The LSG-6000 is a Type C moving-luminaire goniometer optimized for high-lumen, heavy industrial fixtures and allows direct far-field measurements at 15 m. The LSG-1890B uses a rotating mirror-arm configuration, making it ideal for fragile OLED panels, display equipment, and low-weight luminaires where gravitational deformation must be avoided. Both systems comply with LM-79, but the LSG-1890B offers extended distance in a smaller footprint (8 m folded path).
Q2: Can the LSG-1890B measure color spatial uniformity (Δu’v’) per LM-79?
Yes. When equipped with an optional spectral radiance camera or a scanning spectroradiometer, the LSG-1890B can simultaneously capture the angular distribution of CCT and Duv. The system’s software calculates the Δu’v’ maximum deviation across the beam as per LM-79 Section 7.2.2.
Q3: How does the goniophotometer maintain measurement accuracy for LED drivers with high ripple current?
The LSG-6000 and LSG-1890B both integrate a wide-bandwidth true RMS power analyzer (10 mHz to 1 MHz) that captures electrical parameters even under severe ripple conditions. The photometer head’s high-speed photocurrent amplifier (100 kHz bandwidth) and synchronous sampling with power data ensure that flicker-induced errors are eliminated.
Q4: Is the system compatible with IES file versions for outdoor lighting software such as AGi32 or DIALux?
Yes. The software outputs IES LM-63-2019 format (IES:ID), which includes metadata for luminaire mounting, orientation, and light distribution types (Type I-V).
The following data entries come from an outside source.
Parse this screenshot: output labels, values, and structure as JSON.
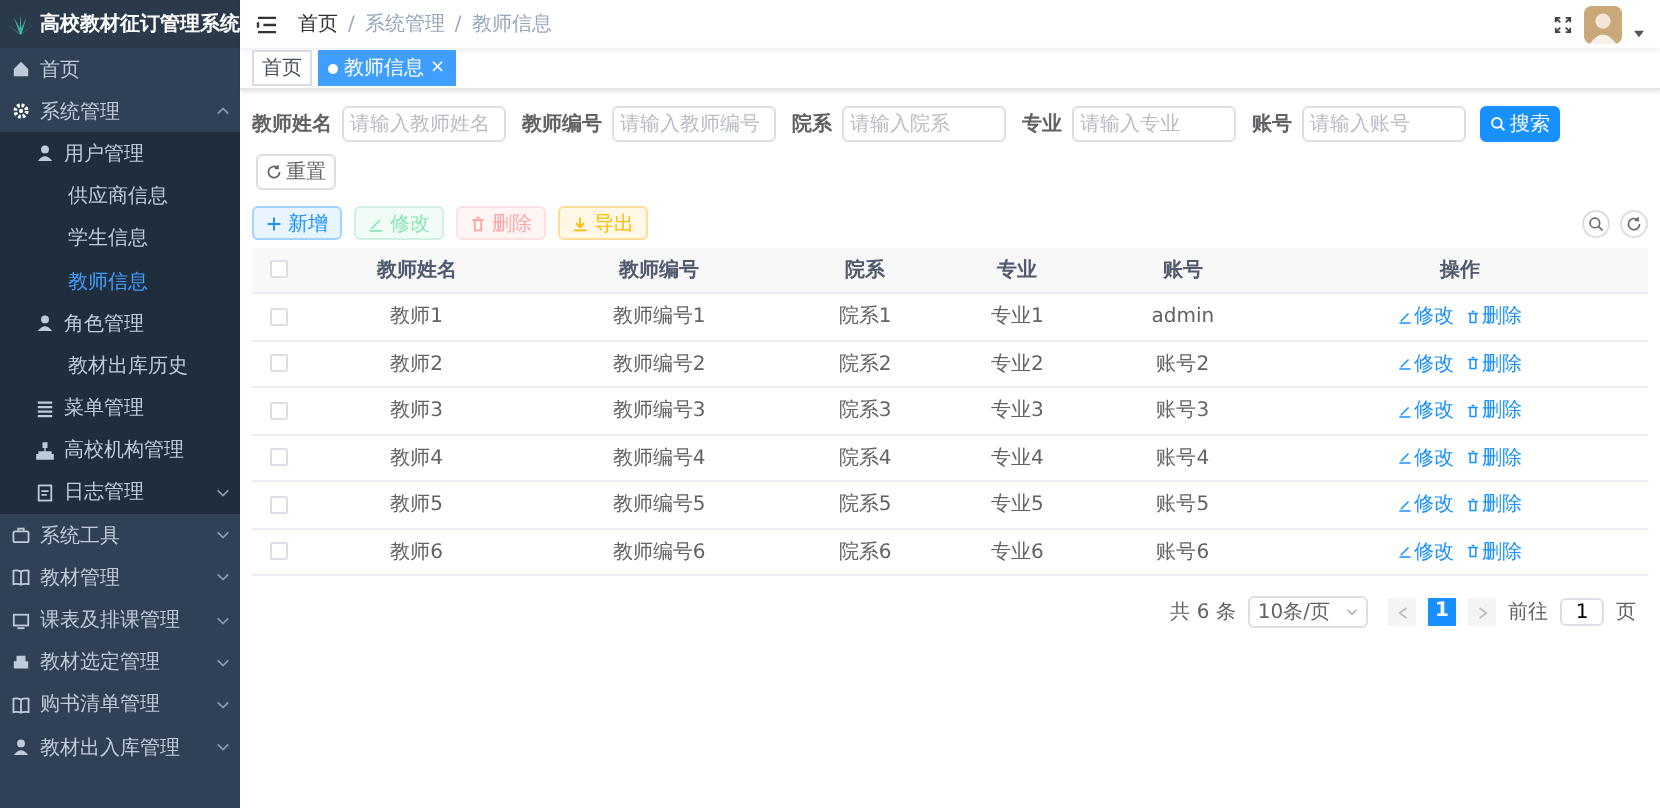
{
  "sidebar": {
    "logo_title": "高校教材征订管理系统",
    "items": [
      {
        "label": "首页",
        "selected": false
      },
      {
        "label": "系统管理",
        "selected": false,
        "expanded": true,
        "children": [
          {
            "label": "用户管理",
            "selected": false,
            "children": [
              {
                "label": "供应商信息",
                "selected": false
              },
              {
                "label": "学生信息",
                "selected": false
              },
              {
                "label": "教师信息",
                "selected": true
              }
            ]
          },
          {
            "label": "角色管理",
            "selected": false,
            "children": [
              {
                "label": "教材出库历史",
                "selected": false
              }
            ]
          },
          {
            "label": "菜单管理",
            "selected": false
          },
          {
            "label": "高校机构管理",
            "selected": false
          },
          {
            "label": "日志管理",
            "selected": false,
            "expanded": false
          }
        ]
      },
      {
        "label": "系统工具",
        "selected": false,
        "expanded": false
      },
      {
        "label": "教材管理",
        "selected": false,
        "expanded": false
      },
      {
        "label": "课表及排课管理",
        "selected": false,
        "expanded": false
      },
      {
        "label": "教材选定管理",
        "selected": false,
        "expanded": false
      },
      {
        "label": "购书清单管理",
        "selected": false,
        "expanded": false
      },
      {
        "label": "教材出入库管理",
        "selected": false,
        "expanded": false
      }
    ]
  },
  "breadcrumb": {
    "separator": "/",
    "items": [
      "首页",
      "系统管理",
      "教师信息"
    ]
  },
  "tags": [
    {
      "label": "首页",
      "selected": false
    },
    {
      "label": "教师信息",
      "selected": true,
      "close": "×"
    }
  ],
  "search": {
    "fields": [
      {
        "label": "教师姓名",
        "placeholder": "请输入教师姓名"
      },
      {
        "label": "教师编号",
        "placeholder": "请输入教师编号"
      },
      {
        "label": "院系",
        "placeholder": "请输入院系"
      },
      {
        "label": "专业",
        "placeholder": "请输入专业"
      },
      {
        "label": "账号",
        "placeholder": "请输入账号"
      }
    ],
    "buttons": [
      {
        "label": "搜索",
        "kind": "primary"
      },
      {
        "label": "重置",
        "kind": "default"
      }
    ]
  },
  "toolbar": [
    {
      "label": "新增",
      "kind": "add",
      "disabled": false
    },
    {
      "label": "修改",
      "kind": "edit",
      "disabled": true
    },
    {
      "label": "删除",
      "kind": "delete",
      "disabled": true
    },
    {
      "label": "导出",
      "kind": "export",
      "disabled": false
    }
  ],
  "table": {
    "select_all_checked": false,
    "columns": [
      "教师姓名",
      "教师编号",
      "院系",
      "专业",
      "账号",
      "操作"
    ],
    "rows": [
      {
        "checked": false,
        "cells": [
          "教师1",
          "教师编号1",
          "院系1",
          "专业1",
          "admin"
        ],
        "actions": [
          "修改",
          "删除"
        ]
      },
      {
        "checked": false,
        "cells": [
          "教师2",
          "教师编号2",
          "院系2",
          "专业2",
          "账号2"
        ],
        "actions": [
          "修改",
          "删除"
        ]
      },
      {
        "checked": false,
        "cells": [
          "教师3",
          "教师编号3",
          "院系3",
          "专业3",
          "账号3"
        ],
        "actions": [
          "修改",
          "删除"
        ]
      },
      {
        "checked": false,
        "cells": [
          "教师4",
          "教师编号4",
          "院系4",
          "专业4",
          "账号4"
        ],
        "actions": [
          "修改",
          "删除"
        ]
      },
      {
        "checked": false,
        "cells": [
          "教师5",
          "教师编号5",
          "院系5",
          "专业5",
          "账号5"
        ],
        "actions": [
          "修改",
          "删除"
        ]
      },
      {
        "checked": false,
        "cells": [
          "教师6",
          "教师编号6",
          "院系6",
          "专业6",
          "账号6"
        ],
        "actions": [
          "修改",
          "删除"
        ]
      }
    ]
  },
  "pagination": {
    "total": "共 6 条",
    "page_size": "10条/页",
    "pages": [
      {
        "label": "1",
        "selected": true
      }
    ],
    "goto_label": "前往",
    "goto_value": "1",
    "goto_suffix": "页"
  }
}
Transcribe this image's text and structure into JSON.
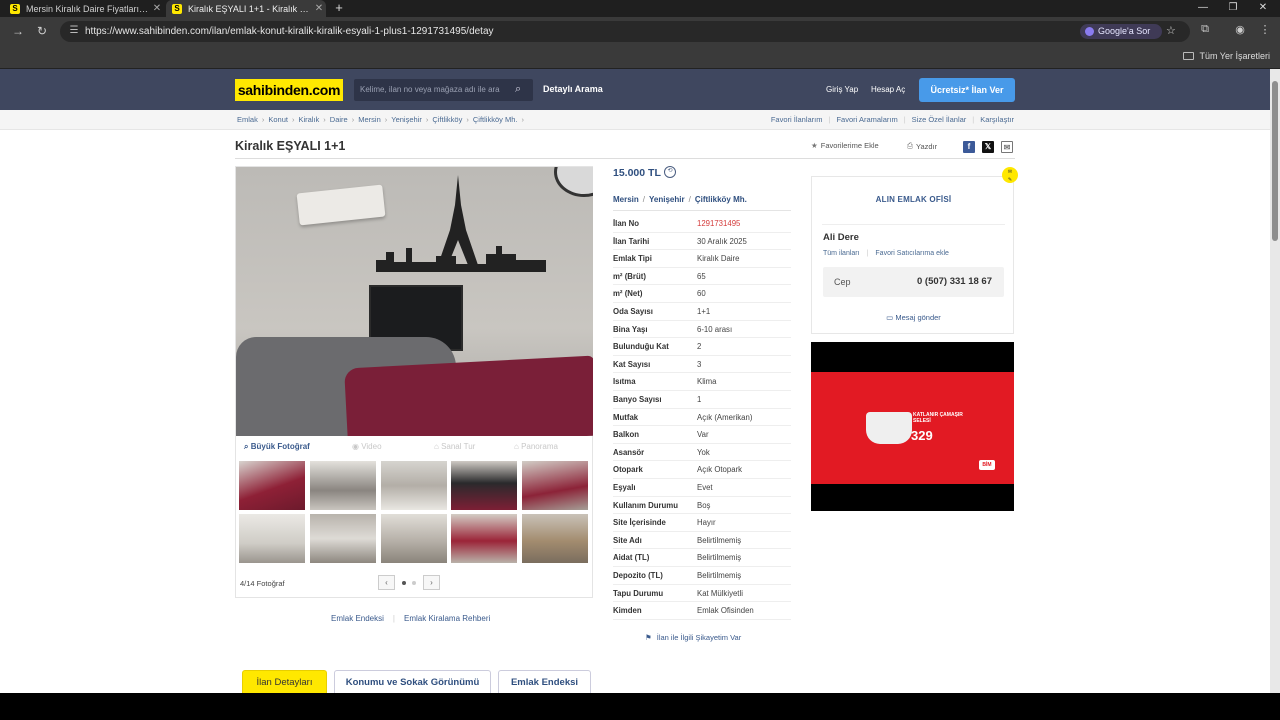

The LSG-6000 also supports the newer NASI tagged format (IES TM-33-18) for smart city integration.
Q5: What maintenance is required to keep the goniometer within LM-79 compliance?
Annual recalibration of the photometer head against a NIST-traceable standard lamp is required. The mirror surfaces on the LSG-1890B must be inspected for dust every three months (compressed argon cleaning). The servo motors and encoders should undergo backlash verification every six months. The LISUN system includes a diagnostic software module that generates a calibration due date reminder.